Most important topics fall into the complexity valley category, but because getting to the other side of the valley takes longer than 140 characters, all of politics and many important economic and social problems have degenerated into soundbites designed so that everyone can have an opinion. Who wants to read an article only accessible if you’ve put in your 10,000 hours? Those articles don’t get hits or retweets; it’s easier and more profitable to write something blatantly false or misleading so everyone can dive in with their gut judgment.

When people as esteemed as Mark Cuban and magazines as excellent as the Economist (probably the best magazine out there period) write things that demonstrate how shockingly confused they are about automated trading, I wonder what hope there is for the rest of the world. But in some ways this negative media attention bonds your team because you’re the only ones that understand reality. I try to distance myself from news so I can afford to find bad articles funny instead of infuriating.

The opacity and intense secrecy contributes to making your work unrelatable to most people. This can make for awkward party conversation, either because someone asks you if they should buy gold vs AMZN, or why you caused the flash crash, or why you shrank their grandmother’s pension fund. When most of the world including some of the most educated people with PhDs can’t tell you why the stock market exists or how it’s important to a first world economy, it’s not a surprise that many people can’t tell you what automated market making is or how it helps consumers. When people ask what your work is and you say you’re an algorithmic trader, they already hold an erroneous (I’ve never met someone not in finance who had anywhere near an accurate view of what HFT involves), oftentimes negative, view of the field.

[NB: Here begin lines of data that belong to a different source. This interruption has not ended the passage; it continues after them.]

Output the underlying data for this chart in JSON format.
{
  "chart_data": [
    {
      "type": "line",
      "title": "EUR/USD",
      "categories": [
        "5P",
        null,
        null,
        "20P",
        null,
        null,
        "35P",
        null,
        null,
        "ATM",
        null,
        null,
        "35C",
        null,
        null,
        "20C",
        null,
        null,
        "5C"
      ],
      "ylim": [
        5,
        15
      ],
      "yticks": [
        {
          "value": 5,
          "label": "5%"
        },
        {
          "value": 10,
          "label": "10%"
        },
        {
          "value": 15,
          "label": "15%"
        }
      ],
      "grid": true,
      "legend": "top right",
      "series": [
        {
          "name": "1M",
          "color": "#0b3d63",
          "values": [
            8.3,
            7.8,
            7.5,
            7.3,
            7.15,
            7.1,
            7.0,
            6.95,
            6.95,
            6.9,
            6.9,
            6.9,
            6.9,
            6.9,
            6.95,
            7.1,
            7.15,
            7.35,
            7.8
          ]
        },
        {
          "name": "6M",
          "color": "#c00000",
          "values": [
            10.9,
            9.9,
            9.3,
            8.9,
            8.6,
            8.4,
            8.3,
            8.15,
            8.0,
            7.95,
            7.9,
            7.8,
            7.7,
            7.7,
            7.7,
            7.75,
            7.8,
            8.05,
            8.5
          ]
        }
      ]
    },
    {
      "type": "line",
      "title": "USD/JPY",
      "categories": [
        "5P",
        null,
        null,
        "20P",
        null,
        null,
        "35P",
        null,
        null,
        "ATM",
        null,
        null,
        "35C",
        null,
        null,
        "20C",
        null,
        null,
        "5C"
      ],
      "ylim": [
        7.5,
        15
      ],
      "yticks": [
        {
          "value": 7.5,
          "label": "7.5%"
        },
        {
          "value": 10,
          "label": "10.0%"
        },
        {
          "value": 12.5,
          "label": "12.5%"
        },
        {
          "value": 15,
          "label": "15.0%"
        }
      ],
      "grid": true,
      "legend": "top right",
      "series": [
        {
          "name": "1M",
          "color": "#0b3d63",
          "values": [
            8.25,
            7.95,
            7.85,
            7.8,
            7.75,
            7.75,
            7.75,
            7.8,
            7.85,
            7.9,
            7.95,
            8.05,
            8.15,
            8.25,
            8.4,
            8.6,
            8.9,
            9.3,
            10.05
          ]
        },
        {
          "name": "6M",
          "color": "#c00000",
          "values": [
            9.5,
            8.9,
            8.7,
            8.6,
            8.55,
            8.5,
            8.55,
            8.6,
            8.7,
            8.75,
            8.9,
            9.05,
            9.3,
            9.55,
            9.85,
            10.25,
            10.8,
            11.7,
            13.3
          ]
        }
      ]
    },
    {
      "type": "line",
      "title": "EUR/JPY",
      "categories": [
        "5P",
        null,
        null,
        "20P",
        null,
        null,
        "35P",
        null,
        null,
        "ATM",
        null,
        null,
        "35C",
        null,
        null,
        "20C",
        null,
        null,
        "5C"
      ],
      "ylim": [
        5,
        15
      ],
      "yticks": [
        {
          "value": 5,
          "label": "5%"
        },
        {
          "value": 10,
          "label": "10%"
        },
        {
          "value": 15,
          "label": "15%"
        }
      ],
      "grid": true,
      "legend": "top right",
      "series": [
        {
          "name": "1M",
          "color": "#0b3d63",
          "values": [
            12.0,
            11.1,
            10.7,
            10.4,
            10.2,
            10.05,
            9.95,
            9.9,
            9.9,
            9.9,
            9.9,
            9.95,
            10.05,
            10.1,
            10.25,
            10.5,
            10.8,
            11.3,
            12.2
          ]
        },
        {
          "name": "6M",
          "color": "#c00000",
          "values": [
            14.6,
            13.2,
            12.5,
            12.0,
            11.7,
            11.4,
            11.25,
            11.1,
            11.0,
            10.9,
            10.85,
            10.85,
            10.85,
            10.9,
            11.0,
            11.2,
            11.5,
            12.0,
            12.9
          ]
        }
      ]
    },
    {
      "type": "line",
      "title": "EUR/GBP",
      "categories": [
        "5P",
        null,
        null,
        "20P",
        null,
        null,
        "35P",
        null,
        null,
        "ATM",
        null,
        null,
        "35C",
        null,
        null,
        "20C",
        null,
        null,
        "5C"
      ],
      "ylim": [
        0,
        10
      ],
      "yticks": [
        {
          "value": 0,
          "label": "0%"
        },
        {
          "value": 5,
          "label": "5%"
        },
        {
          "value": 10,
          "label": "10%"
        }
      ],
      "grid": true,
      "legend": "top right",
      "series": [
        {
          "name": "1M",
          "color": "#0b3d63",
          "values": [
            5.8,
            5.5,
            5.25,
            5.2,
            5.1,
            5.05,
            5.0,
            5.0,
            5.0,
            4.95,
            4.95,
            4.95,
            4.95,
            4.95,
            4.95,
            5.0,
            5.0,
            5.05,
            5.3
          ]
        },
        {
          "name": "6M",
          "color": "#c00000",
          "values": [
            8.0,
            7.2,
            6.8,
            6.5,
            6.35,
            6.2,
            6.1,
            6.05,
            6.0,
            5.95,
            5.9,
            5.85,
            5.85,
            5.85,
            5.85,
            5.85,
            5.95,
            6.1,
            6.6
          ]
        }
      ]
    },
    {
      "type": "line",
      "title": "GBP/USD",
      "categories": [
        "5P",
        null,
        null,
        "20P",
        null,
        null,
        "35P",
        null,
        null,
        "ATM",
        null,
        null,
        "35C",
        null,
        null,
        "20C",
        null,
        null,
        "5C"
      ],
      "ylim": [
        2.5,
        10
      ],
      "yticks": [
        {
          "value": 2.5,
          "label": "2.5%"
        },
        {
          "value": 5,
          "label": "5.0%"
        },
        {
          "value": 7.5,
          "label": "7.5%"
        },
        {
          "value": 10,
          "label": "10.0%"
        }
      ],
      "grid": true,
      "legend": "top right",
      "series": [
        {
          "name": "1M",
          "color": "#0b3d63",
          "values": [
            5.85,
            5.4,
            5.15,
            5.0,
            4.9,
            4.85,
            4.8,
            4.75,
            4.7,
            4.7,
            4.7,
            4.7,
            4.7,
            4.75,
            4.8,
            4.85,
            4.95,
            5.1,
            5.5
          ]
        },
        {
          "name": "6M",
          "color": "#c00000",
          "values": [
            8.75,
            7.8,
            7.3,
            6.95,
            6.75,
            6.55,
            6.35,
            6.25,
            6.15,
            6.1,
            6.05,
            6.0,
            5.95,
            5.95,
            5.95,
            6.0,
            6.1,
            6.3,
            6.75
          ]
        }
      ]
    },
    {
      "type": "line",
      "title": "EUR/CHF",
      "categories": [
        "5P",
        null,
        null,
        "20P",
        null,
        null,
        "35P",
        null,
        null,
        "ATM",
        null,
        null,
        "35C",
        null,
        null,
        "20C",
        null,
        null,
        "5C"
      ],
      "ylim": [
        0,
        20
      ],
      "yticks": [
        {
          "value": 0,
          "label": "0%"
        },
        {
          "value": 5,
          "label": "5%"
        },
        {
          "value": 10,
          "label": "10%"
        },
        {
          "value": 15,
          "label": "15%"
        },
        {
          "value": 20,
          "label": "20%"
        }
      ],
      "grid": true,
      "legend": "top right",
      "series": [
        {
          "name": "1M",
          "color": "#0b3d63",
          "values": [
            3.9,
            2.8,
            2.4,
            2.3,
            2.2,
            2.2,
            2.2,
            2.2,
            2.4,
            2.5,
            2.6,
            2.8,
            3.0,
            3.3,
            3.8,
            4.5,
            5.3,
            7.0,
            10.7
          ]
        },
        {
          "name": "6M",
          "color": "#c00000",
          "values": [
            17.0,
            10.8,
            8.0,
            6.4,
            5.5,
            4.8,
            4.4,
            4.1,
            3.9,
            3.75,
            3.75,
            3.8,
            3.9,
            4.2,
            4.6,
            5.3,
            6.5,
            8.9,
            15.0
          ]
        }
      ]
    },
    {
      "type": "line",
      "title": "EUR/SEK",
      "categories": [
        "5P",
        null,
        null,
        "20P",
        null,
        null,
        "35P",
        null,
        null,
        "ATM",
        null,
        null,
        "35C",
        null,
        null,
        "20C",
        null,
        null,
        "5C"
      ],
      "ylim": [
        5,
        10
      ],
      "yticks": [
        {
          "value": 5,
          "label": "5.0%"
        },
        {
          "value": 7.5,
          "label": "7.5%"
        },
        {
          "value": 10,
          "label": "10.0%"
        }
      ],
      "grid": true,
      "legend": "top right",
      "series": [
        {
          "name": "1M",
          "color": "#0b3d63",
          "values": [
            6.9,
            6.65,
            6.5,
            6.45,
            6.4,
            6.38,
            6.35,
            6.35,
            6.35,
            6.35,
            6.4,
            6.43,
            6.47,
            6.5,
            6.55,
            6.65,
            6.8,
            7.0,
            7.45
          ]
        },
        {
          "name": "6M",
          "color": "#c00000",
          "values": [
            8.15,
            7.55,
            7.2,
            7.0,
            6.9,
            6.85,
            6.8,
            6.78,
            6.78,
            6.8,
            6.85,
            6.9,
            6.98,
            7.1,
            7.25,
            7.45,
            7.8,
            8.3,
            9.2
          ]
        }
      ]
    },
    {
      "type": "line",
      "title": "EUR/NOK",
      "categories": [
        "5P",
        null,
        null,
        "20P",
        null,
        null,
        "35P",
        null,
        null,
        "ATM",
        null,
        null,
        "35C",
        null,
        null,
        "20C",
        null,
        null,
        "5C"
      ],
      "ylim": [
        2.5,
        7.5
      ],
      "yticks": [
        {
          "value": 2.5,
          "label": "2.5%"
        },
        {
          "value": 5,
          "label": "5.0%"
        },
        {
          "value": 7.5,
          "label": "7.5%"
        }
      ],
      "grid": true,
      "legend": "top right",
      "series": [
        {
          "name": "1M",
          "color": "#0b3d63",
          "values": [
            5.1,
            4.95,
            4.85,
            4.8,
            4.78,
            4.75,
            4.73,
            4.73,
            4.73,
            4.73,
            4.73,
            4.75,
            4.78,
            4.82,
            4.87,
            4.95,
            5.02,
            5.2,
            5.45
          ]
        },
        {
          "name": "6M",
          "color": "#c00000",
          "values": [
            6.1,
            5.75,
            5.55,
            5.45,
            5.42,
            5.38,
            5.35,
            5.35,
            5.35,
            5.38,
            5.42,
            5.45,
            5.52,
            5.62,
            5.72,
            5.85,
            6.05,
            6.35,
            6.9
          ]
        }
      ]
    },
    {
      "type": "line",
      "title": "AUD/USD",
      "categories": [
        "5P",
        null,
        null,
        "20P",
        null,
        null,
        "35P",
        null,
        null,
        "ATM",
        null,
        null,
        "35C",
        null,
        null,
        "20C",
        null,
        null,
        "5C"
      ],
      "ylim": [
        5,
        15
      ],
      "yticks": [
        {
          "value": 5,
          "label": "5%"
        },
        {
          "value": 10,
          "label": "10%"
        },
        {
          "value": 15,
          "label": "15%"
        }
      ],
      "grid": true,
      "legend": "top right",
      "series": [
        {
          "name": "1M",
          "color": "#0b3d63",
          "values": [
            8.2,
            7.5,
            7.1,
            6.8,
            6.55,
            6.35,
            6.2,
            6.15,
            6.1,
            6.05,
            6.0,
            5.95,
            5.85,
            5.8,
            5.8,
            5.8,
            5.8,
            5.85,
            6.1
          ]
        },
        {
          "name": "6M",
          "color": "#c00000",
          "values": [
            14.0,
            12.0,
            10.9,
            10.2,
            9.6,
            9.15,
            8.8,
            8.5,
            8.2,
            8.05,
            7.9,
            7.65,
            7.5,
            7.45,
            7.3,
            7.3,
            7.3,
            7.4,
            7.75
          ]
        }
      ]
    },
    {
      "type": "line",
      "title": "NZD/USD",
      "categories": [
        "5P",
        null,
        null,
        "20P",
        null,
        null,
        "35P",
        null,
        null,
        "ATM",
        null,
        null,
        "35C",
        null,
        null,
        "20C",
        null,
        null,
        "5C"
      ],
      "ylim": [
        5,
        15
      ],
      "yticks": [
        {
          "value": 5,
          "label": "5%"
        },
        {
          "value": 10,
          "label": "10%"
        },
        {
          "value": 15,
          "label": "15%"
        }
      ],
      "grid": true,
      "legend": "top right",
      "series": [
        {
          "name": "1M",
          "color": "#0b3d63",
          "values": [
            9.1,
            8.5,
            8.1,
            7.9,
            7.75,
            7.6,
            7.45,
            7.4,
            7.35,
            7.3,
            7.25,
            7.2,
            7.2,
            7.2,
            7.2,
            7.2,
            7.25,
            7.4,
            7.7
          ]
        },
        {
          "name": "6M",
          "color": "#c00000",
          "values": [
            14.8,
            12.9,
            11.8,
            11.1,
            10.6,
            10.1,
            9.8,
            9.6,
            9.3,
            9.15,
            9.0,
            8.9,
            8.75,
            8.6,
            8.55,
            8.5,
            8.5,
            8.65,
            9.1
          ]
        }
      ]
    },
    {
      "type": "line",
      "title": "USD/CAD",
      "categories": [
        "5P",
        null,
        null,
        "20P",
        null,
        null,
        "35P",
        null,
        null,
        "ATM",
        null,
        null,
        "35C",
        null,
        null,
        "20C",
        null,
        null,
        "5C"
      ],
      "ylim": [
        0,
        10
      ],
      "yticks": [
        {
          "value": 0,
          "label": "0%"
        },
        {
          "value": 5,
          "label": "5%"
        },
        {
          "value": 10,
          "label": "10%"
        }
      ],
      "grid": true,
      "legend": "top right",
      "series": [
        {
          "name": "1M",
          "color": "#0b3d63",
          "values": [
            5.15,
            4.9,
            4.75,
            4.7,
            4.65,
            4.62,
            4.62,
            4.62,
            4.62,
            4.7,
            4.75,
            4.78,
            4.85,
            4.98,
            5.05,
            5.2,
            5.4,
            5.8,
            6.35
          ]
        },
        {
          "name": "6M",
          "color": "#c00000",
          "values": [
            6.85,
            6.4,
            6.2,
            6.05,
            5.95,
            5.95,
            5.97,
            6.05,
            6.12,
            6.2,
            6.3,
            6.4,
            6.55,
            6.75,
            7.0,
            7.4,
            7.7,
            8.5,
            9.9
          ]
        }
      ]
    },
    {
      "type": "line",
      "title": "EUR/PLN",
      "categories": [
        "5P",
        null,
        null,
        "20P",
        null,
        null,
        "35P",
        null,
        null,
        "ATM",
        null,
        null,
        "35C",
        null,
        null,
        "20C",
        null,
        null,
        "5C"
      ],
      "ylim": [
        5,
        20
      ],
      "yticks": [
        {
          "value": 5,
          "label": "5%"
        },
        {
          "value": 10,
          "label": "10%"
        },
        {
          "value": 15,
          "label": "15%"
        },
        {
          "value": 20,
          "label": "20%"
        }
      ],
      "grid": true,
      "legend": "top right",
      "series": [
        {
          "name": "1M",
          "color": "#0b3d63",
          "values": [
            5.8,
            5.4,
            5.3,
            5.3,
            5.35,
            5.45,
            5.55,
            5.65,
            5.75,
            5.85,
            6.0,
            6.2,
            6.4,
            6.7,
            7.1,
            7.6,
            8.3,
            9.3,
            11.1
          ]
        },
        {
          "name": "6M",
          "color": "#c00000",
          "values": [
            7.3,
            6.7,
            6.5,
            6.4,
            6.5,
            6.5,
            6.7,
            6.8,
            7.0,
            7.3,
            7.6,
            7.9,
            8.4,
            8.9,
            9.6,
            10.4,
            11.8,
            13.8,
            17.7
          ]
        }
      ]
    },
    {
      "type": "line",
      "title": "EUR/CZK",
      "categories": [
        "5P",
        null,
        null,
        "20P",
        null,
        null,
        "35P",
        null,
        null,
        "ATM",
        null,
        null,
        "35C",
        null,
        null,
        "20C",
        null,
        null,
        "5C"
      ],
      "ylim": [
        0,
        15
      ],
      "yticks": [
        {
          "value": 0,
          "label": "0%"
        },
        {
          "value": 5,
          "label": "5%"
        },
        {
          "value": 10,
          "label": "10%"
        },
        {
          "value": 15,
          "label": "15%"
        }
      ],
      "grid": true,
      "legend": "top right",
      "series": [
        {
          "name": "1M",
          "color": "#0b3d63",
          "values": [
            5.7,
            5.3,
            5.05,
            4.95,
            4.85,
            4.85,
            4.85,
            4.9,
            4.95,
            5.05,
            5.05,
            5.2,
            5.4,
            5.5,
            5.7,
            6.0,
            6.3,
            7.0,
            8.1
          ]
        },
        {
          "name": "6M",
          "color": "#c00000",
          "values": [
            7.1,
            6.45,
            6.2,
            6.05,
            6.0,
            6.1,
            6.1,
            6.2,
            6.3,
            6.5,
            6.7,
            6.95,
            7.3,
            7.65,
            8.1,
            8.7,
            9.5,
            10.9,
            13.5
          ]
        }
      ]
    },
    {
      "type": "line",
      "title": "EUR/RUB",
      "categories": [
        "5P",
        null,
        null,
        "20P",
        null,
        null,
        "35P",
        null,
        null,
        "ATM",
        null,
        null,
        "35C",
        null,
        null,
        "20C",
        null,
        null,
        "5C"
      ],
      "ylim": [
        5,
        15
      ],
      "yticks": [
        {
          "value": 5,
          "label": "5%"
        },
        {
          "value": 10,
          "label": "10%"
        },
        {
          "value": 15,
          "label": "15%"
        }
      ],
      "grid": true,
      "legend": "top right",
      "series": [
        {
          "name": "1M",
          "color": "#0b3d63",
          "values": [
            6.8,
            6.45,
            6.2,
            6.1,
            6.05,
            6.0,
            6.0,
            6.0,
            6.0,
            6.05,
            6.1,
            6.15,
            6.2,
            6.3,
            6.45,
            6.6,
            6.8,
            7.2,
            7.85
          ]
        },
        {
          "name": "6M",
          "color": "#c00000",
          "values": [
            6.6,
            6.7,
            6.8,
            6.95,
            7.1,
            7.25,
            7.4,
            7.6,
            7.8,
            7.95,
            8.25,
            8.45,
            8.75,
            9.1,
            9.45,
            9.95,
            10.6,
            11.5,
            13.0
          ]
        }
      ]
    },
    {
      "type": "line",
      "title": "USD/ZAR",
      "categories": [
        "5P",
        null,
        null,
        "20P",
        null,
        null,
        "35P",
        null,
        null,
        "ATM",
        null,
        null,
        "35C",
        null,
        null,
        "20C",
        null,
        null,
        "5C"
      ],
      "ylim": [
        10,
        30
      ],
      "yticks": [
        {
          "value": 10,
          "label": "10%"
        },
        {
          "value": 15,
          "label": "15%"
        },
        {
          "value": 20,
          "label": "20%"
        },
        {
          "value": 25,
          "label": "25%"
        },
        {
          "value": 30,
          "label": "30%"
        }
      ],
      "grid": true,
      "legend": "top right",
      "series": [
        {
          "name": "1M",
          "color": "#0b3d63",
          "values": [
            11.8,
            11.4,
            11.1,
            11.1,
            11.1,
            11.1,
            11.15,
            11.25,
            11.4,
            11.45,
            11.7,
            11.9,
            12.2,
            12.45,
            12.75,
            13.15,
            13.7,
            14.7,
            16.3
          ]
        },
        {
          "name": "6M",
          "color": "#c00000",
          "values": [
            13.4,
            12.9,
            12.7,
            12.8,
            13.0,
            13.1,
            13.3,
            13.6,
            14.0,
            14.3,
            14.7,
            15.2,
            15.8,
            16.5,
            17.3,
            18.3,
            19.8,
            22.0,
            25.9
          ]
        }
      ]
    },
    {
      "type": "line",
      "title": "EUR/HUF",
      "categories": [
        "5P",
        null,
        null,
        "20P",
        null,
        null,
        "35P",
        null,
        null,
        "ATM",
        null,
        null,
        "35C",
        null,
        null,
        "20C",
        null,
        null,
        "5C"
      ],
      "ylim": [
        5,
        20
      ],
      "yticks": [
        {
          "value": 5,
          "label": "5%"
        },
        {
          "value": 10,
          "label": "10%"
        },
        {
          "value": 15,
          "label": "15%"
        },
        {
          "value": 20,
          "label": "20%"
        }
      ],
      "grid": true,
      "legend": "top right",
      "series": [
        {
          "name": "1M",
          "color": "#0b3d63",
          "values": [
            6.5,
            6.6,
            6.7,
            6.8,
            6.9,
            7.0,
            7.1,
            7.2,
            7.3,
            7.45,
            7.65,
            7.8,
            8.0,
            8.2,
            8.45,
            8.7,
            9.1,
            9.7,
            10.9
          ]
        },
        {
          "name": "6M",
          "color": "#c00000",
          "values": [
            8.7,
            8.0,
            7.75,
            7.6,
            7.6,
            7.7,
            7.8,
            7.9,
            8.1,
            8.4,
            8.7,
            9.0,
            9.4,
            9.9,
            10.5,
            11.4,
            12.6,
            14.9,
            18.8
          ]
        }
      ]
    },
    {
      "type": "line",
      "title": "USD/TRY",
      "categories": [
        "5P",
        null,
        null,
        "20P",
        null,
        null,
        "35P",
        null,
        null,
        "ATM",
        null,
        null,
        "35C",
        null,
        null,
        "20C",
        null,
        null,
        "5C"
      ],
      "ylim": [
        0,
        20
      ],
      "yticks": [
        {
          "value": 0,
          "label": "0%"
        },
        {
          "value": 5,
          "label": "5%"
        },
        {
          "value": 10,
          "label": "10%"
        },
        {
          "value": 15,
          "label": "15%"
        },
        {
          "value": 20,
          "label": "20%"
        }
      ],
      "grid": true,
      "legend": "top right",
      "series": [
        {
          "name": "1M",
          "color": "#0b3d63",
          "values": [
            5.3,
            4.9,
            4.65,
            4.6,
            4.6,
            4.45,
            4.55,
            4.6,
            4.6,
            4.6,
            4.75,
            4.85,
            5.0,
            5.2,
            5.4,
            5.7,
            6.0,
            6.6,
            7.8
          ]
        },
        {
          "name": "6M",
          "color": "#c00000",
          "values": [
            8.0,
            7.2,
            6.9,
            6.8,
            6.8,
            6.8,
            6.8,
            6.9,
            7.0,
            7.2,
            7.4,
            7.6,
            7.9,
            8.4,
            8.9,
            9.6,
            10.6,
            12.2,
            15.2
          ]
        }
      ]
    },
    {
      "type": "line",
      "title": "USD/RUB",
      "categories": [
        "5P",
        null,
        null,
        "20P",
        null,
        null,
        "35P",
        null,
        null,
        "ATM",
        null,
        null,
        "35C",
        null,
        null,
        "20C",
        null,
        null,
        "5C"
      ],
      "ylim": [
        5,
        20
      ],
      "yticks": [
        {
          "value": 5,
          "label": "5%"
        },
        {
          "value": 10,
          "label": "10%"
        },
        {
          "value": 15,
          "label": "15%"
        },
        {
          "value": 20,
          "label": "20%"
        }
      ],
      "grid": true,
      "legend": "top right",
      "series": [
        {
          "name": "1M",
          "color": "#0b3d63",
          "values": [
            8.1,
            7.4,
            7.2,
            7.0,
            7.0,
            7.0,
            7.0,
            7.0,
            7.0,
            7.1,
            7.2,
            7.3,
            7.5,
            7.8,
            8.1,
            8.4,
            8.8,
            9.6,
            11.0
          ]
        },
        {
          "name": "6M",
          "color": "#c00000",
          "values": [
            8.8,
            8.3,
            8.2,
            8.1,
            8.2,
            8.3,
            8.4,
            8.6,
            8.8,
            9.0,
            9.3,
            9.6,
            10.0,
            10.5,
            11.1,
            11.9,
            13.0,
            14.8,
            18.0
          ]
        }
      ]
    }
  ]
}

These concerns revolving around relating to other people outside your team, such as being able to explain your work to your mom or tell her how much you’re making, require you to be comfortable doing what you want to do, being self motivated and driven. When you go into finance, some of your friends will joke about selling out, and you have to not particularly care what others think. Otherwise you should be a children’s cancer doctor or something where it’s more glaringly obvious how you’re contributing to the world (assuming you care that people think you’re adding value to the universe).

Something I abstractly consider is the escalating speed race demanding increasingly large costs for infrastructure. Philosophically there could be some question of whether even the most technically advanced naturals care about the difference between 1 vs 2 microseconds. Furthermore, it’s the type of thing that a simple change in exchange microstructure could render irrelevant, so this aspect of the industry could change a lot as the industry evolves and grows. I don’t view this as satisfying or not- it’s just something characteristic of a business as new as HFT for which regulations and best practices are still being created.